The Doubleman
Chatto & Windus, 326 p, 48.95 0 7011 2945 X
The Doubleman by C.J Koch
C.J. Koch in this powerful and evocative novel, The Double Man, has applied a psychoanalytic model of human personality to fairytales and the fantastical world of myth: the pursuit of illusion as reality. Its ingenious double life is that of a modern-day fairy tale coupled with the face of 1960s man, paralysed with the despair of his era: its inability to cope with the breakdown of shared values and beliefs. Richard Miller is both the prince of the archetypal fairytale and the prototype of modern man trying to create a private reality out of ancestral beliefs. The Double Man recalls W.B. Yeats’s dread of the ‘rough beast…its hour come round at last’, and the warnings of Goethe who foresaw a time of such chaos: when odd spiritual leaders would emerge and man would turn full circle to find popular truth in ancient myths and legends.
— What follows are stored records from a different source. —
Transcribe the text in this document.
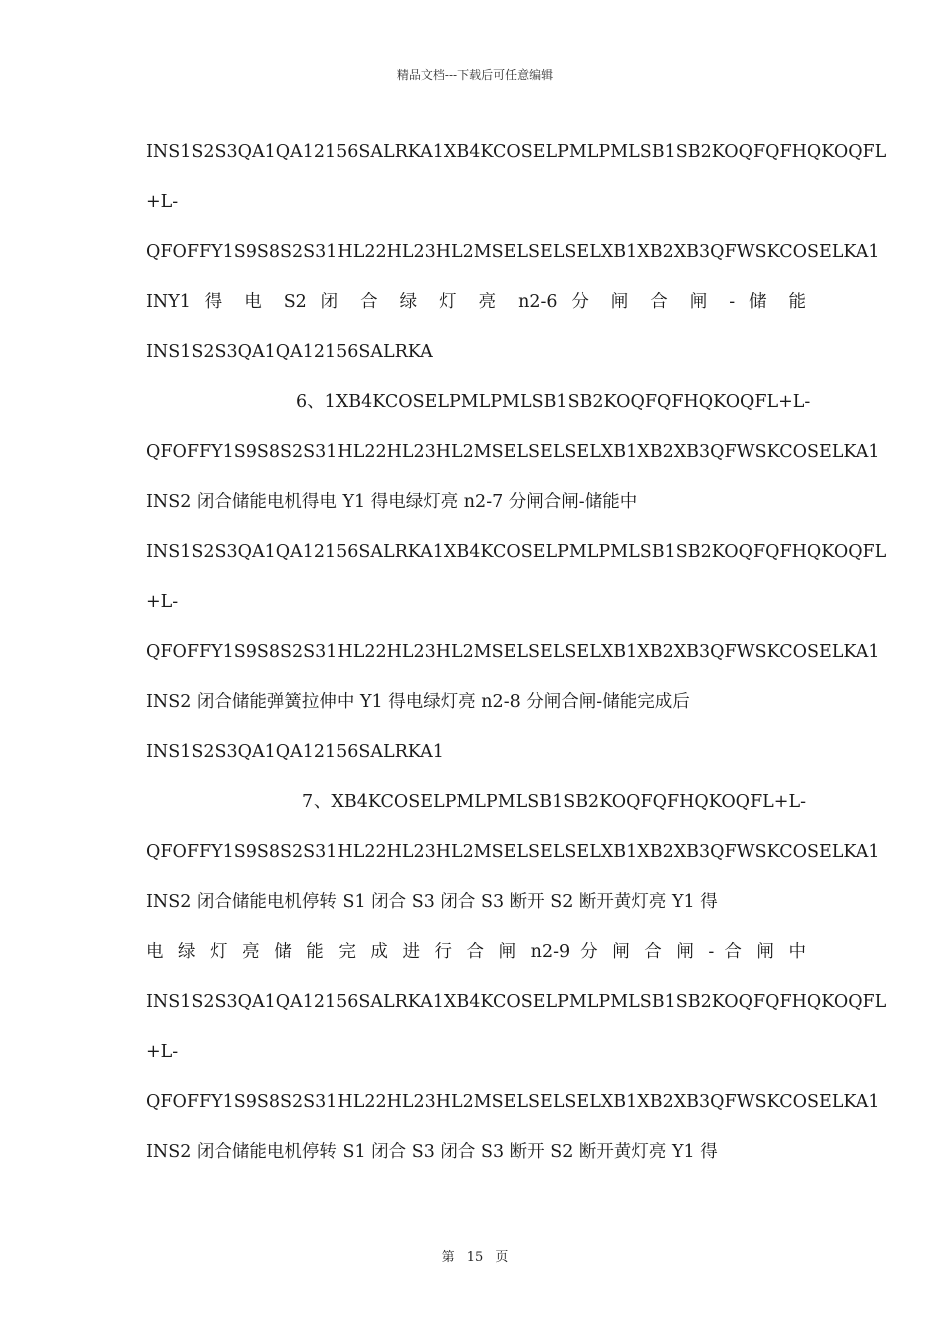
精品文档---下载后可任意编辑
INS1S2S3QA1QA12156SALRKA1XB4KCOSELPMLPMLSB1SB2KOQFQFHQKOQFL
+L-
QFOFFY1S9S8S2S31HL22HL23HL2MSELSELSELXB1XB2XB3QFWSKCOSELKA1
INY1 得 电 S2 闭 合 绿 灯 亮 n2-6 分 闸 合 闸 - 储 能
INS1S2S3QA1QA12156SALRKA
6 、 1XB4KCOSELPMLPMLSB1SB2KOQFQFHQKOQFL+L-
QFOFFY1S9S8S2S31HL22HL23HL2MSELSELSELXB1XB2XB3QFWSKCOSELKA1
INS2 闭合储能电机得电 Y1 得电绿灯亮 n2-7 分闸合闸-储能中
INS1S2S3QA1QA12156SALRKA1XB4KCOSELPMLPMLSB1SB2KOQFQFHQKOQFL
+L-
QFOFFY1S9S8S2S31HL22HL23HL2MSELSELSELXB1XB2XB3QFWSKCOSELKA1
INS2 闭合储能弹簧拉伸中 Y1 得电绿灯亮 n2-8 分闸合闸-储能完成后
INS1S2S3QA1QA12156SALRKA1
7 、 XB4KCOSELPMLPMLSB1SB2KOQFQFHQKOQFL+L-
QFOFFY1S9S8S2S31HL22HL23HL2MSELSELSELXB1XB2XB3QFWSKCOSELKA1
INS2 闭合储能电机停转 S1 闭合 S3 闭合 S3 断开 S2 断开黄灯亮 Y1 得
电 绿 灯 亮 储 能 完 成 进 行 合 闸 n2-9 分 闸 合 闸 - 合 闸 中
INS1S2S3QA1QA12156SALRKA1XB4KCOSELPMLPMLSB1SB2KOQFQFHQKOQFL
+L-
QFOFFY1S9S8S2S31HL22HL23HL2MSELSELSELXB1XB2XB3QFWSKCOSELKA1
INS2 闭合储能电机停转 S1 闭合 S3 闭合 S3 断开 S2 断开黄灯亮 Y1 得
第 15 页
Richard Miller, crippled as a child with polio, his cousin Brian Brady and friend Darcy Burr, are boys reared in the isolationism of Tasmania in the 1950s. Widely differing intellectually and spiritually, the three become inseparably linked by their mutual passion for the teachings of an eccentric guitar teacher and gnostic guru, Broderick. He becomes, particularly for Miller and Darcy, their co-walker; the double man who mesmerises their lives until Brady walks away from it all and Miller comes face to face with the nature of his illusion.